Archives @ S.O
Posted 3/27/2002 in Miscellaneous
Where the Streets Have No Parking

It might seem that it happened decades ago, but there was a time when San Francisco Bay Area newspapers were deeply in love with the grand idea of gentrification. During this bizarre phase, the issue boiled up from the underground of independent weeklies like a river of hot black mud, smearing itself across page A3 of the Hearst owned voices of the mainstream. Gentrification is the contrairian notion that an influx of wealthy people into a neighborhood is a very bad thing. Words like, "charm", "local color", and "independent book stores", were usually involved. Oddly enough, one almost never heard the words, "crime rate", "homeless guys", and "urine smell" enter into the debate at all. And quotes from the local "artistic community" were rampant.

It's helpful to recall the context of this discussion: People were flocking to the area due to the so called "dot-com boom". They were all wealthy, and a lot of them had ever set foot in San Francisco prior to scoring a gig in the tech industry. The arrival of suddenly-moneyied folks, from places as provincial as Sacramento, was a shock to the existing population. Who then began sporting an attitude usually reserved for bitter ex-boyfriends. They lived in the Bay Area because they truly loved it, while these uncreative, yuppie interlopers obviously had some ulterior motive.

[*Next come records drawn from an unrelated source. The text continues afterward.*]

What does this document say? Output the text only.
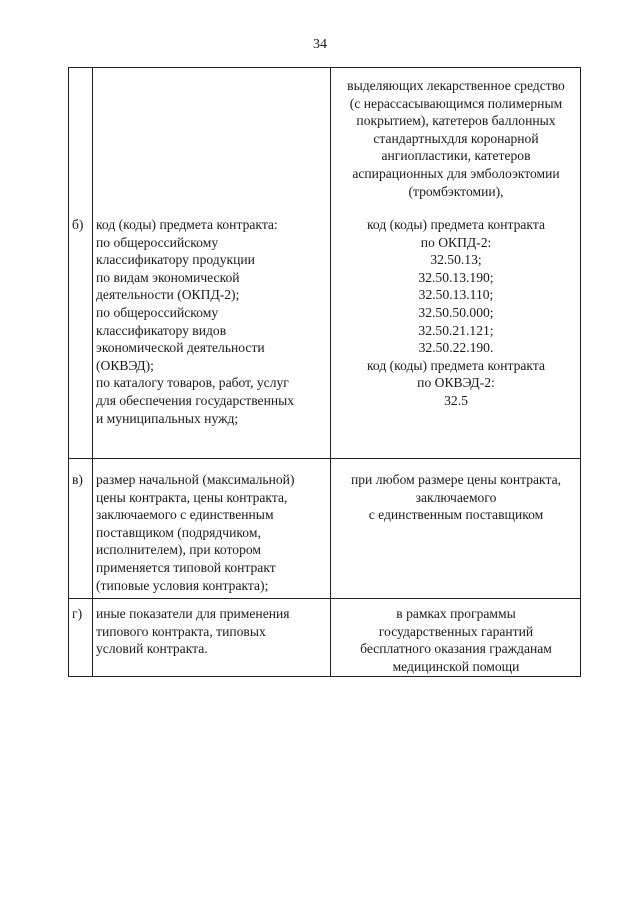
34
выделяющих лекарственное средство
(с нерассасывающимся полимерным
покрытием), катетеров баллонных
стандартныхдля коронарной
ангиопластики, катетеров
аспирационных для эмболоэктомии
(тромбэктомии),
б) код (коды) предмета контракта:
по общероссийскому
классификатору продукции
по видам экономической
деятельности (ОКПД-2);
по общероссийскому
классификатору видов
экономической деятельности
(ОКВЭД);
по каталогу товаров, работ, услуг
для обеспечения государственных
и муниципальных нужд;
код (коды) предмета контракта
по ОКПД-2:
32.50.13;
32.50.13.190;
32.50.13.110;
32.50.50.000;
32.50.21.121;
32.50.22.190.
код (коды) предмета контракта
по ОКВЭД-2:
32.5
в) размер начальной (максимальной)
цены контракта, цены контракта,
заключаемого с единственным
поставщиком (подрядчиком,
исполнителем), при котором
применяется типовой контракт
(типовые условия контракта);
при любом размере цены контракта,
заключаемого
с единственным поставщиком
г)	иные показатели для применения
типового контракта, типовых
условий контракта.
в рамках программы
государственных гарантий
бесплатного оказания гражданам
медицинской помощи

San Francisco has always had it's fair share of rampant nativism (as far as that term can be applied to people who moved there from somewhere else, at some point during their adulthood). But arguments about the "gentrification" of a city can seem somewhat irrelevant; of all of the problems associated with urban living, gentrification is the low on the list of things you should be worried about.

In spite of this, cities, like people, have a certain amount of pride about themselves (however misguided). The hue and cry against gentrification was a backlash against corporate squares moving into areas that were traditionally occupied by artsy types. The inevitable encroachment of Starbucks and other service franchises that accompanied the dot-com boom only aggravated the situation. After all, real artists hate Starbucks.

Sure, corporations are evil, but people make deals with the devil all the time. Those deals become more attractive when they seem to offer the most highly prized commodity of the modern age: convenience. Stepping over homeless people while walking six blocks from the nearest parking garage to go to your favorite independent coffee shop suddenly becomes less appealing when a new one opens up in a nicer/closer part of town, with better parking, regardless of who owns it.

But if the process that we are seeing in urban areas is an evolutionary one, then the process is amoral; that is to say, it has no concern for the concepts of "good" or "bad. It is what it is. We can control how it operates in our urban areas to a degree, but the law of unintended consequences lurks around every corner. Zoning laws, and other legislatively oriented tactics used to protect the arts community can lead to an inhospitable environment for the business who's taxes keep the buses running. As it happens large corporate franchises are better equipped to whether this type of situation than small businesses are.

Artists are supposed to be creative types, right? What about all of those post-war American expatriates who dropped everything and moved to Paris and London? For whatever reason, they left where they were to start anew someplace else. And while a lot of them moved to places that had already established an arts community long before they arrived, a few moved to places that weren't really know for being all that "artist friendly". There was a time before San Francisco and Chicago and New York were considered Meccas for bohemians.

Decrying any change in an urban environment, because those changes don't seem to meet one's ideal of the perfect urban locale, seems a bit reactionary. Perhaps cities should concentrate on doing what's best for the people who live and work there, than for a single group of dilettantes who can't seem to do what millions of other working class stiff have to: move someplace else where your prospects are better.